Em suma, pacifico é, actualmente, na nossa jurisprudência, que o dano pela perda do direito à vida desencadeia uma obrigação de indemnização pelo dano não patrimonial autónomo da supressão da vida.
Dito isto, recorda-se que, como decorre do disposto no artº 8º, nº3, do Código Civil, “ Nas decisões que proferir o julgador terá em consideração todos os casos que mereçam tratamento análogo, a fim de obter uma interpretação e aplicação uniformes do direito “.
Por outra banda, como bem salienta DIOGO LEITE DE CAMPOS (8), porque no âmbito do cálculo da fixação da indemnização devida quanto ao dano da perda da vida a questão mostra-se simplificada, “já que o prejuízo é detectável externamente, o que não sucede com os outros danos não patrimoniais que são unicamente susceptíveis de uma indagação psicológica e, como tal, indiciária “, irrelevante é para o seu ressarcimento a prova da existência de uma concreta e efectiva ligação dos familiares à vítima, ou seja, a prova de que aqueles sofreram de “verdade” com a perda da vida da vitima o acidente de viação.
É que, em rigor, em sede de ressarcimento do dano-morte, o que sobreleva é o valor da própria vida em si, como bem supremo e base de todos os demais, isto é, o bem mais precioso do individuo, constituindo portanto a morte a se um dano, e um dano não patrimonial (9) , ou seja , inquestionavelmente, existe em caso de morte a consequente obrigação de reparar o dano da perda de vida (10), dano que ninguém ousa questionar ser ele merecedor da tutela do direito ( cfr. artº 496º,nº1, do CC).
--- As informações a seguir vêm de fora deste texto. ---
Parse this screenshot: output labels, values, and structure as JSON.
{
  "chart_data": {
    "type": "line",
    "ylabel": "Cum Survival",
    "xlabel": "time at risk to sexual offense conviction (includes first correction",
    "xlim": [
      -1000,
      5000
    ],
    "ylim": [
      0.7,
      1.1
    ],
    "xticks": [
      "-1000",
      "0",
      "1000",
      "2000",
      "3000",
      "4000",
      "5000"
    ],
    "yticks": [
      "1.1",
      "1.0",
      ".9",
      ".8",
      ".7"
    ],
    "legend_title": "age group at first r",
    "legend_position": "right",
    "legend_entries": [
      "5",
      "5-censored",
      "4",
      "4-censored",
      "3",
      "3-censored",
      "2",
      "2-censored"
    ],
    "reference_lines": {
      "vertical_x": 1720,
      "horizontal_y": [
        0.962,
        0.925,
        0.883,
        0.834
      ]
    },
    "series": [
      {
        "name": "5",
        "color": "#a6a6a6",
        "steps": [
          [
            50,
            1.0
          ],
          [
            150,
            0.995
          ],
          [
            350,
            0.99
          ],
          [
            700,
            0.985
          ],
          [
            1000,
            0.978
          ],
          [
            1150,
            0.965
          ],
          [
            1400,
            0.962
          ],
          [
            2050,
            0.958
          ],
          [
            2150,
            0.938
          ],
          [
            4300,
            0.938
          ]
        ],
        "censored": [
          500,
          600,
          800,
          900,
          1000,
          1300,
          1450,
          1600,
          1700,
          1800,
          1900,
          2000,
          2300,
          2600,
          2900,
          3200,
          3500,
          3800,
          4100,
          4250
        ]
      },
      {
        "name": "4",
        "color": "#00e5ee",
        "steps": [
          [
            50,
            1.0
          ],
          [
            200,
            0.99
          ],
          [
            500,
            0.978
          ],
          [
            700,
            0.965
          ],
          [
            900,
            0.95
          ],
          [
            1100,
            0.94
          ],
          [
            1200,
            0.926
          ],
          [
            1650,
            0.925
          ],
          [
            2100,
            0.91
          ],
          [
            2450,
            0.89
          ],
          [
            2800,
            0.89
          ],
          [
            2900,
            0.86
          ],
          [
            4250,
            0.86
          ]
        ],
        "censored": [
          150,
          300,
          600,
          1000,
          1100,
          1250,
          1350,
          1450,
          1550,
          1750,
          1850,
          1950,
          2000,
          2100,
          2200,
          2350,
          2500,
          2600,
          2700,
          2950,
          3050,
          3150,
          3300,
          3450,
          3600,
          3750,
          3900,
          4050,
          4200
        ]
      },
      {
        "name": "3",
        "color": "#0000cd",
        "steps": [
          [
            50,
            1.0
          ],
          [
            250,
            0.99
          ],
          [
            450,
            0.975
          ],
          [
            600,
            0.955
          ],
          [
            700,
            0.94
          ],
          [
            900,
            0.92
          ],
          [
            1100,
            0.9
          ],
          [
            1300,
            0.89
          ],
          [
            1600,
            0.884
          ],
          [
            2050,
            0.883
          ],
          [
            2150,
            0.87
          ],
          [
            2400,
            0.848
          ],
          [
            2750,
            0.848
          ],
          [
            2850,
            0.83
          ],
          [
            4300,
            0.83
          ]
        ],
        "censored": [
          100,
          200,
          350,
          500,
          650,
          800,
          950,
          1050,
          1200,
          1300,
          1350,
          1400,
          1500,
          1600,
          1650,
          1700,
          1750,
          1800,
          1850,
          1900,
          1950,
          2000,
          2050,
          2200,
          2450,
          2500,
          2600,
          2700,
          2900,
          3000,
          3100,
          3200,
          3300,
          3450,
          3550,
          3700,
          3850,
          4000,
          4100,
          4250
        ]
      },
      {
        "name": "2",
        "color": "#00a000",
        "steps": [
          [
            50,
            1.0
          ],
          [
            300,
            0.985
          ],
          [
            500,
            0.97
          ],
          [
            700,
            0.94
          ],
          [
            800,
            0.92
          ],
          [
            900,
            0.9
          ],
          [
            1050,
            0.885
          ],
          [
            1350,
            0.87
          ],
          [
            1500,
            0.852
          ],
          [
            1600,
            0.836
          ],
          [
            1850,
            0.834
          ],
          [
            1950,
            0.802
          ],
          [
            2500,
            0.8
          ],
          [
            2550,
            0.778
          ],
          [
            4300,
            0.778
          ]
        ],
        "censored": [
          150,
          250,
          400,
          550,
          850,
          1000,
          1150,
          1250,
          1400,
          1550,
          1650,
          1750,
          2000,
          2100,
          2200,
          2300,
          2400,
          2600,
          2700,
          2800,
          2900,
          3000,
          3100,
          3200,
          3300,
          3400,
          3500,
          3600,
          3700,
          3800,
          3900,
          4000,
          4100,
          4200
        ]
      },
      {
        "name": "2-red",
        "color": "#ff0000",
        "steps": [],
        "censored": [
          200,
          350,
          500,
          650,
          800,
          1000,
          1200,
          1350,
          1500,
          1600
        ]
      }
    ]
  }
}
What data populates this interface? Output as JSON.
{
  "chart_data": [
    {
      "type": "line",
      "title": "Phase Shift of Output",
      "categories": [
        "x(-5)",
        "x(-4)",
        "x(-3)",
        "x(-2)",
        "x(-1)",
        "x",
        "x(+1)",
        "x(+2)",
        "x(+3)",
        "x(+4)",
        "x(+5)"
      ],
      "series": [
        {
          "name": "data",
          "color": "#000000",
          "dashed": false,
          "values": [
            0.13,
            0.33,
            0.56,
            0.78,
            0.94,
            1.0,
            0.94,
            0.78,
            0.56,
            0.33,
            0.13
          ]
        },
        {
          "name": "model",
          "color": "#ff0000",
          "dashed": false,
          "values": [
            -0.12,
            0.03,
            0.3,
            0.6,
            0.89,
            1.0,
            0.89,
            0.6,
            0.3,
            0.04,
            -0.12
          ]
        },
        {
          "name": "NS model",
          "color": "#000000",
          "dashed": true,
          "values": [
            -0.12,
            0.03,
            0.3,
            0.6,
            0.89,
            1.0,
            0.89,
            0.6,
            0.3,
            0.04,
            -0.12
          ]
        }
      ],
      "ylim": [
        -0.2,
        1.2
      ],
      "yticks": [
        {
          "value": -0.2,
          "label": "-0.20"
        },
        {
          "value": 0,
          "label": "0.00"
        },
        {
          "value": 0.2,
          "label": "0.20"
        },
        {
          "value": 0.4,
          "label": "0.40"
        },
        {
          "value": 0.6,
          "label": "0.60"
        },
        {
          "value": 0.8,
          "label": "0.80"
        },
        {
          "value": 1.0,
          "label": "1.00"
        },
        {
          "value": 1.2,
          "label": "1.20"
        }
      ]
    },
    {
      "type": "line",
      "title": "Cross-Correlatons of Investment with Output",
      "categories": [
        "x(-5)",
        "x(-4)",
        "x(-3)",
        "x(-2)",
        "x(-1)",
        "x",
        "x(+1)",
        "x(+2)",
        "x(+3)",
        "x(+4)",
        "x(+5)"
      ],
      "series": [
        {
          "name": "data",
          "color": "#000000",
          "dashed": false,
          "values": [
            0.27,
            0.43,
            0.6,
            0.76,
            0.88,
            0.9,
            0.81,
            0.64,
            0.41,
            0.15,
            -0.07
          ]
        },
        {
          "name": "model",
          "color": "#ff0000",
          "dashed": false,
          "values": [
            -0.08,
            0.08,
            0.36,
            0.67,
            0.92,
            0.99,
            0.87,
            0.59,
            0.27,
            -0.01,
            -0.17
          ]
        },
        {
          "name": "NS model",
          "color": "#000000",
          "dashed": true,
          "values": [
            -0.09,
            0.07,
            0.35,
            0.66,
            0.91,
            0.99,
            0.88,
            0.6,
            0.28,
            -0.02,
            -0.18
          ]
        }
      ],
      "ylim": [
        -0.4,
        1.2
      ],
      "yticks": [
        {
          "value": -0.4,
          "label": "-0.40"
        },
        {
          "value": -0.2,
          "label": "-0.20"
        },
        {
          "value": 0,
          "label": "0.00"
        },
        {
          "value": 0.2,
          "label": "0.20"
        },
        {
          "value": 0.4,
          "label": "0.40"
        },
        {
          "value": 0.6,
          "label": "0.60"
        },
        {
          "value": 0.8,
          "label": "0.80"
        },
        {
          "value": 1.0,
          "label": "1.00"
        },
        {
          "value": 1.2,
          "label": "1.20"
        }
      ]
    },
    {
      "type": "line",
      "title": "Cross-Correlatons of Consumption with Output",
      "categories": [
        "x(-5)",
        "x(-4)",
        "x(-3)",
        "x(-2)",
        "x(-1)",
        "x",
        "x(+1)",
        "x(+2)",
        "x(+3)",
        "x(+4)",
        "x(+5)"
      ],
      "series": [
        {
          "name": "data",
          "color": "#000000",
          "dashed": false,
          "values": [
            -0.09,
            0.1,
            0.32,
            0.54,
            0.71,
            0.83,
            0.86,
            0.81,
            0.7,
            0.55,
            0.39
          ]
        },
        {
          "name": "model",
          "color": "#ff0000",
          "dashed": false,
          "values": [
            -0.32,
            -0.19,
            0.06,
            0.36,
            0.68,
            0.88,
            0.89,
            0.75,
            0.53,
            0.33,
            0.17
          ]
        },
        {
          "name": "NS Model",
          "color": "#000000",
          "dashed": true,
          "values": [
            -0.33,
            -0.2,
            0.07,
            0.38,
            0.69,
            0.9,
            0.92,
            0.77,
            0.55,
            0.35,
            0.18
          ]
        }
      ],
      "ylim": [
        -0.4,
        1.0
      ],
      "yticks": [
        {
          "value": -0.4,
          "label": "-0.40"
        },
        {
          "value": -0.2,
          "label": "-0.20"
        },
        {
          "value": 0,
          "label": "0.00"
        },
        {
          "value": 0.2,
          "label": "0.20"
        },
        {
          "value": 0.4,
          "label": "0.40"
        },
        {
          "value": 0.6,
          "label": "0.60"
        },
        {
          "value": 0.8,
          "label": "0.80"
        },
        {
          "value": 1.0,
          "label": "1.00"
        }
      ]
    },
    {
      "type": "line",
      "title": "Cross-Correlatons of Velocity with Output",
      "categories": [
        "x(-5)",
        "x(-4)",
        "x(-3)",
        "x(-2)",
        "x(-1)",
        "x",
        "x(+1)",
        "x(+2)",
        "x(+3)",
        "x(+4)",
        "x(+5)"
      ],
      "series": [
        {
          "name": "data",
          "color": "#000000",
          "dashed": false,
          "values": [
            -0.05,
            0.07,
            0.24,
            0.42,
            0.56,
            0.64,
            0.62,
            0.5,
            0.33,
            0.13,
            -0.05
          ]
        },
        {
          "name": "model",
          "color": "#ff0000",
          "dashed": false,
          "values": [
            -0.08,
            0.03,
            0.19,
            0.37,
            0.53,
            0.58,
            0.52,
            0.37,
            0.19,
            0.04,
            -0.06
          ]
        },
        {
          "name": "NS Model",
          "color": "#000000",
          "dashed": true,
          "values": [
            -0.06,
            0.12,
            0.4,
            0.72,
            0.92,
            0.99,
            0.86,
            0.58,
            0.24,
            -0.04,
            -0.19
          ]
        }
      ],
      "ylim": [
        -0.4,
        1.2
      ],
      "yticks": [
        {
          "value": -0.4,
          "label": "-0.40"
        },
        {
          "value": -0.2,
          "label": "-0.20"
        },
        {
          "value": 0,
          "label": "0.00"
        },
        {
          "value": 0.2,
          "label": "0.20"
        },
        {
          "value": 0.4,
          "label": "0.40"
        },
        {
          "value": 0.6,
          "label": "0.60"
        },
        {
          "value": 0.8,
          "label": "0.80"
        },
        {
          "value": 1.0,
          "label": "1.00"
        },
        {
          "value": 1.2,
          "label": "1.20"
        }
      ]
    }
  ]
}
Finalmente, porque como bem se chama à atenção no Ac. do STJ de 12/9/2013 ( relatado pelo Cons. BETTENCOURT DE FARIA ), distinguindo-se o Dano-morte dos danos não patrimoniais que as pessoas identificadas no nº 2, do artº 496º, do CC, possam ter sofrido, configurando-se ele como uma espécie de “derrama pelo luto” a atribuir independentemente do dano moral causado pelo decesso do familiar, razão porque existe até a “ tendência a se transformar numa prestação até certo ponto fixa, uma vez que o valor vida será igual para todos, independentemente das circunstâncias em que ocorreu a lesão “, e situando-se a correspondente indemnização em montante que se situa entre os € 50.000,00 e os €60.000,00, tudo ponderado, não podemos de todo acompanhar a sentença apelada na parte em que, também no tocante à quantia paga pelo apelante aos Pais da falecida no âmbito do ressarcimento do Dano-Morte, enveredou pela improcedência da acção [ no pressuposto de que, mesmo em sede de Dano-Morte, só a ligação da morte a um dano alegado e comprovado por ela poderá dar lugar a uma reparação/indemnização ] .
A apelação, portanto, nesta parte ( ou seja, no tocante à quantia despendida/paga pelo apelante em sede de reparação do dano-morte) procede.
Vejamos de seguida, se o mesmo deve ocorrer no tocante ao montante pago pelo FGA aos Pais da vítima e a título de ressarcimento de danos não patrimoniais próprios.
Ora, nesta parte, como bem se refere na sentença apelada, o dano não patrimonial dos familiares traduz-se por regra “nos desgostos, angústias, mal estar, noites por dormir, dores de cabeça, por exemplo, que a morte de um ente querido causou aos familiares referidos na lei”, os quais “poderão ser diferentes de caso para caso, consoante seja o feitio de cada um e a capacidade para resistir e enfrentar a adversidade e o desgosto”, variando “de acordo com circunstâncias várias”, designadamente com o grau de ligação dos familiares à vítima.
E, para justificar o desencadear de uma obrigação de indemnização a cargo do responsável civil, carece ele de merecer a tutela do direito ( cfr. artº 496º,nº1, do CC) , o que equivale a dizer que, analisando-os ( uma vez alegados e provados ), em última instância “cabe, portanto, ao tribunal, em cada caso, dizer se o dano é ou não merecedor da tutela jurídica” . (11)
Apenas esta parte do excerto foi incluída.